Las Brujas de Zugarramurdi, di A. De la Iglesia, Spa 2013, 110′
Soggetto e Sceneggiatura: Alex De la Iglesia e Jorge Guerricaechevarria
Produttore: Enrique Cerezo
Casa di Produzione: Enrique Cerezo Producciones, Cinematograficas S.A., La Ferme! Productions
Montaggio: Pablo Blanco
Fotografia: Kiko De la Rica
Costumi: Paco Delgado
Interpreti: Javier Botet, Mario Casas, Carmen Maura, Hugo Silva, Carlos Areces, Carolina Bang,
«Corri Cristo, corri!».
Cosa ci fanno un Gesù in croce, un soldato, uno Spongebob, Minnie & Topolino nel bel mezzo di una delle principali piazze di Madrid? Semplicissimo: fingendosi artisti di strada tentano un colpo gobbo a un compro oro per risollevare le loro sorti economiche e soprattutto esistenziali. Peccato però che Gesù porti sul luogo della rapina suo figlio innescando una serie di cortocircuiti geniali e abilmente mostrati dall’ottima regia di De la Iglesia. L’incredibile fuga a bordo di un taxi, in compagnia del tassista sequestrato e del suo cliente sfigato, porterà i superstiti fino a Zugarramurdi, paesino al confine con la Francia e patria funesta di un gruppo di streghe che attendono la rinascita della loro madre luciferina, una sorta di gigante Venere di Willendorf metafora formosa di tutta la logica inversa femminile e dei suoi comunissimi quanto insidiosissimi derivati. Il male è la donna nella sua accezione più generale: madri, mogli, figlie, amiche, Angela Merkel… insomma, STREGHE pronte a vincolare l’uomo con la loro sensualità lussureggiante per poi domarlo e rivoltarlo come un misero calzino centrifugato nella lavatrice dell’isteria e poi rammendato dall’ago e filo dell’adulazione. Attenzione però, Las Brujas de Zugarramurdi va ben oltre quello che potrebbe sembrare in questo caso un principio insipido di politically uncorrect.
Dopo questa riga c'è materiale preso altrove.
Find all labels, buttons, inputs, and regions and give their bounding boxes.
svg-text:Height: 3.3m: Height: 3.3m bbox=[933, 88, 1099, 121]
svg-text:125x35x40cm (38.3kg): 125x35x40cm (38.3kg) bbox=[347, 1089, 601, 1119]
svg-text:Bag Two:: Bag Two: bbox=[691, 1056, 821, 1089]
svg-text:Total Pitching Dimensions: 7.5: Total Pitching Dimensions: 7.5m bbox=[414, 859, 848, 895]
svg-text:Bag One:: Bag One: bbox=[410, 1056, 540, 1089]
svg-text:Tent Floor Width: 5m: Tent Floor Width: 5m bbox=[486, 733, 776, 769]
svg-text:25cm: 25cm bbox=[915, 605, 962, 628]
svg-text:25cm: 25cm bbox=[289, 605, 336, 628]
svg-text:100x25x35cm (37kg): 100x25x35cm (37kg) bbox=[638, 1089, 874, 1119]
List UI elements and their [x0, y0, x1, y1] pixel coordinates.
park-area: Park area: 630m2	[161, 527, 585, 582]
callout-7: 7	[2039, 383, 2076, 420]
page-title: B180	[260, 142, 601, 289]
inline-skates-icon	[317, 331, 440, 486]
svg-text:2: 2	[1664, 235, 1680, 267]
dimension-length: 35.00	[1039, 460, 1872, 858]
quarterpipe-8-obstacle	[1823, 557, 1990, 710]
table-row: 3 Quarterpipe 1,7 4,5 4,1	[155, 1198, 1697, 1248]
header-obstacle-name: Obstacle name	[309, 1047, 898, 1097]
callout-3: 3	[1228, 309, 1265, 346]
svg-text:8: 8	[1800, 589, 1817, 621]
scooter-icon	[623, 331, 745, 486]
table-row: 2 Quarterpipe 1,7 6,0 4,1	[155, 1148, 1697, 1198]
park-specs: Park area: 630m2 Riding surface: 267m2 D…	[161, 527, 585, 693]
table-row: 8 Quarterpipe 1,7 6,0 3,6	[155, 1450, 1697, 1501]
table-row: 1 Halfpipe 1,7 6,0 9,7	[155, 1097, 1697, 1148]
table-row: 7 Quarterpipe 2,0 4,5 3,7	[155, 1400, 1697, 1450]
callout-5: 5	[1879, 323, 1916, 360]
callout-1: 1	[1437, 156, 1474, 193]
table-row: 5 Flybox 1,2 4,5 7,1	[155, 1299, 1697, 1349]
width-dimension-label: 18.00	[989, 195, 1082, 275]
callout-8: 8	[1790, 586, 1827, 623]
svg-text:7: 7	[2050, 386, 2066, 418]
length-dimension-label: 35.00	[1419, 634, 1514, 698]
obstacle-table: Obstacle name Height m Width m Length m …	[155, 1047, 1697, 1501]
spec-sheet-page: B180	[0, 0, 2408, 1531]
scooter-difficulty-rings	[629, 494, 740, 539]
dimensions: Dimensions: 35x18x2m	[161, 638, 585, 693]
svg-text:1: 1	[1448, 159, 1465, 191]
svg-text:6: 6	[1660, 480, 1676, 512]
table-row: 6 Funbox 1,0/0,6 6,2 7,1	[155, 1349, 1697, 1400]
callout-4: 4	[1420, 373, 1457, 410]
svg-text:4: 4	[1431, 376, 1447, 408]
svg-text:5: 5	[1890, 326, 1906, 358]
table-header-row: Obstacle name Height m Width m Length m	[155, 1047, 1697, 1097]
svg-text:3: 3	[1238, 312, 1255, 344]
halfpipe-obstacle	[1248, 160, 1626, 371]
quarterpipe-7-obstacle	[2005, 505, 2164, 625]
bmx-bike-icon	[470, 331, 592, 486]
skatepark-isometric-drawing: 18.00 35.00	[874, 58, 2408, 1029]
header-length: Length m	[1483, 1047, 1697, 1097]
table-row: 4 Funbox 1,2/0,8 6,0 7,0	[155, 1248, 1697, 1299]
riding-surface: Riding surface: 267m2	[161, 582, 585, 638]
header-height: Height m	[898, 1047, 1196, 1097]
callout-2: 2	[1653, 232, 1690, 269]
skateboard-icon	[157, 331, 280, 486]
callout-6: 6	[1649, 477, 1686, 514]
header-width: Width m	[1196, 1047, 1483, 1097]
Non si tratta di misoginia o di machismo estremizzato, ma di vera e propria disperazione maschile in cui si scorge una sorta d’ironico rovesciamento sociologico – o addirittura antropologico ? – dei luoghi comuni riguardanti il ruolo dell’uomo e della donna. Gli anelli rubati dai protagonisti da promesse mancate e sogni infranti si trasformano in nuovo simbolo del potere femminino, androgino e stregonesco.
Con dichiarazioni spiccatamente ironiche De la Iglesia definisce la sua pellicola: «Un film normale su gente normale, persone che hanno dei problemi con le partner, le ex mogli; un film in cui le donne se ne approfittano e gli uomini sono loro schiavi. La filosofia del film è semplice: le donne sono terribili!». Di sicuro impatto visivo, nel film, sono la labirintica casa delle streghe e le celebrazioni del sabba; tuttavia il vero merito del regista sta nel fondere con grande capacità visiva, volutamente barocca, vari generi: l’action movie, il grottesco, l’horror e la commedia si uniscono, infatti, all’interno di un quadro surrealistico e dal chiaro registro ironico che rivitalizza l’ipocrita naturalezza dei luoghi comuni nel suo incrocio con l’elemento fantasy e soprannaturale delle streghe. E il finale non fa che avvalorare questa tesi: l’amore, ai tempi dello splatter, vince sempre, almeno fino a quando non ricominceranno le solite e comunissime vicissitudini di cui il film esalta il carattere spiccatamente ironico e quotidiano per decentrarlo in un contesto virtuoso e originale.